Se posso fare una premessa, aggiungendo la mia brutale opinione, devo ammettere che nutro poca stima nei confronti di tre categorie di esperti e studiosi: psicologi, sociologi ed economisti. Spero di non offendere o irritare nessuno perché di paradossi si tratta. Gli psicologi hanno sempre ragione in quanto, per il dritto o per il rovescio, in un modo o nell’altro, in un senso o nel suo contrario, trovano sempre una spiegazione, piuttosto campata in aria, e nessuno è in grado di confutarla. I sociologi, come detto più autorevolmente da altri, si dedicano, più o meno abilmente, alla elaborazione sistematica dell’ovvio, fanno una fotografia, più o meno nitida, della situazione. Gli economisti elaborano teorie che si rivelano sempre e sistematicamente sbagliate: in parole povere non ci pigliano mai.

Chiudo questa breve e provocatoria parentesi per tornare al rapporto sulla situazione sociale del Paese. Il Censis, come sintetizza “La stampa”, racconta chi siamo diventati, fa la radiografia assai amara di un’Italia che soffre di «sindrome da stress postraumatico», quasi stesse emergendo da una guerra, piena di sospetti (il 75% non si fida degli altri) e che, crollata definitivamente la fiducia nei partiti (76%), guarda con speranza messianica all’avvento dell’uomo forte al potere che non debba preoccuparsi di Parlamento ed elezioni. Ad attenderne l’arrivo è il 48% degli italiani, percentuale che sale al 56% tra chi ha un reddito basso, al 62% tra i meno istruiti e al 67% tra gli operai. In uno scenario «affollato da non decisioni», con «troppe riforme strutturali annunciate ma mai avviate», la politica «ha fallito», lasciando così spazio a pulsioni antidemocratiche. Abbandonati a se stessi, i cittadini guardano con incertezza al futuro: sono convinti che l’«ascensore sociale» che un tempo permetteva di migliorare la propria condizione sia definitivamente rotto (69%), e hanno paura, al punto che anche il 64% degli imprenditori e dei liberi professionisti teme di scivolare verso il basso. Il futuro è un rebus: il 38,2% è convinto che figli e nipoti staranno peggio di loro.

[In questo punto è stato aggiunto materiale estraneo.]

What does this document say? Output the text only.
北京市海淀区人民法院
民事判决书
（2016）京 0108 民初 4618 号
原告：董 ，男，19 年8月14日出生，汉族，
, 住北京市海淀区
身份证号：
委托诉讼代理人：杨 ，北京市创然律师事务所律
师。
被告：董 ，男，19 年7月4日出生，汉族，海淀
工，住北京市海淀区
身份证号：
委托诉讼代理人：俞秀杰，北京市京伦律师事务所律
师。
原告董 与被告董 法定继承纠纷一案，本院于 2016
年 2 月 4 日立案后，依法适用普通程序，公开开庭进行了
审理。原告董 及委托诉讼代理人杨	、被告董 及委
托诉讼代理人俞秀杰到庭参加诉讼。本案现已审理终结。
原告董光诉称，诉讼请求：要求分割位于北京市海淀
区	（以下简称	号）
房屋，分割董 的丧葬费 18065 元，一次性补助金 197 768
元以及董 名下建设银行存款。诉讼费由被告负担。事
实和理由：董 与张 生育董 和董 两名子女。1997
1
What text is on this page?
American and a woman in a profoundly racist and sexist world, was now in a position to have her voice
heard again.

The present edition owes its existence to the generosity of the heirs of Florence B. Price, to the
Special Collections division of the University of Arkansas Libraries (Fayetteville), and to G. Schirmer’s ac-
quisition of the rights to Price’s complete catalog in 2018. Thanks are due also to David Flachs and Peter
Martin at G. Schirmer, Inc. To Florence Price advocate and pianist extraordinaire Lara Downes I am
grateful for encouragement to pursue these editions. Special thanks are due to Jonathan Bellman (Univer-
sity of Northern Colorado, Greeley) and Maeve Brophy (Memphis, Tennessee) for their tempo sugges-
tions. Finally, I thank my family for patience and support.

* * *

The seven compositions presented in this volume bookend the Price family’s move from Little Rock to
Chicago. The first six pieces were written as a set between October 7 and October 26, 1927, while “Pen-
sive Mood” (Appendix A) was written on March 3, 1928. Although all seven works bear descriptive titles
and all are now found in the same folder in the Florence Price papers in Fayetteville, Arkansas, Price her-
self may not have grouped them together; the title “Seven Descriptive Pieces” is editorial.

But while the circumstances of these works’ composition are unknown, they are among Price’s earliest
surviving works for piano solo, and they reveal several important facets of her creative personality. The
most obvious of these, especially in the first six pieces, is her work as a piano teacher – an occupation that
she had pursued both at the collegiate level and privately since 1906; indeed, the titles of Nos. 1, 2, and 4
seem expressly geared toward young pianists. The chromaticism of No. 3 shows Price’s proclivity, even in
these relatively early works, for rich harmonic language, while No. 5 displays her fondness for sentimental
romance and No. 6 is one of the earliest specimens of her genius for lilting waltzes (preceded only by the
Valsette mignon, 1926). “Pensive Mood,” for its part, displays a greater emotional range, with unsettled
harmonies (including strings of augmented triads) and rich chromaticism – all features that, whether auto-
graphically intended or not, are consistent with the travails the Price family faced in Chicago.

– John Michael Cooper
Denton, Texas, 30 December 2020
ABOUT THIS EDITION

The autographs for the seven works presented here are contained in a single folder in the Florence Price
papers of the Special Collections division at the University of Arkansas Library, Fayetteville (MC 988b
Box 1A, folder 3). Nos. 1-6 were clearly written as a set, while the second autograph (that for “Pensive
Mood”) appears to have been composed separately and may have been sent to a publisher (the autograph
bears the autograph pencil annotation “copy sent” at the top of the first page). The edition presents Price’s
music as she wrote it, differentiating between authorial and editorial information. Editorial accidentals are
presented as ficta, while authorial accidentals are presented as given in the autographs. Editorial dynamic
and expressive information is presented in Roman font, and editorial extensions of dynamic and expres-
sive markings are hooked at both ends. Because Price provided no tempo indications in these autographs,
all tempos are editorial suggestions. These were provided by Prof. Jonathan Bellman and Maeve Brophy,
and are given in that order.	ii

Non è una situazione edificante, ma ci voleva poco a capirla. Tutti si preoccupano o fanno finta di preoccuparsi dell’inquietante discorso consistente nel diffuso desiderio dell’uomo forte e vanno alla ricerca dei motivi che spingerebbero gli italiani su questa assurda strada. Certo, esistono difficoltà, ansie, incertezze, disillusioni, drammi umani, sfiducia, paure: non mi sembrano tuttavia ragioni plausibili per rifugiarsi in una deriva anti-democratica.

Mi piace molto di più la spietata e recente analisi di Gino Strada, che prendeva spunto dalla paradossale vicenda dei respingimenti degli immigrati: “Quando si è governati da una banda dove la metà sono fascisti e l’altra metà sono coglioni non c’è una grande prospettiva per il Paese”.

Il problema quindi sta nel capire se sono gli italiani a desiderare l’uomo forte al potere senza parlamento ed elezioni o se siano gli eletti in parlamento a dare così brutta prova di sé da spingere gli italiani a prescindere dalla politica ed inseguire il miraggio di una scorciatoia populista ed autoritaria. Sono i cittadini ad avere il governo che meritano o sono i governanti a portare i cittadini su strade sbagliate?

«Non mi curo di certe sottigliezze dogmatiche perché mi importa solo una cosa: che Dio sia antifascista!», così diceva don Andrea Gallo. Aveva mille ragioni! Infatti la scelta democratica è pregiudiziale, è una questione di “fede”, un ideale imprescindibile, per il quale tanta gente in tutto il mondo si è fatta e si fa ammazzare. Non v’è Censis che tenga: l’uomo forte al comando è una cagata pazzesca!

Il presidente americano John Fitzgerald Kennedy in un suo storico discorso consigliò: “Non chiederti che cosa può fare il tuo paese per te, ma chiediti che cosa puoi fare tu per il tuo paese”. L’attuale presidente Trump in un suo celebre aforisma confessa. “L’esperienza mi ha insegnato alcune cose. Una è quella di ascoltare la propria pancia, non importa come suoni bene sulla carta. La seconda è che si sta generalmente meglio attaccati a ciò che si conosce. E la terza è che a volte i migliori investimenti sono quelli che non si fanno”. L’aria è cambiata, mi fa piacere che se ne sia accorto anche il Censis.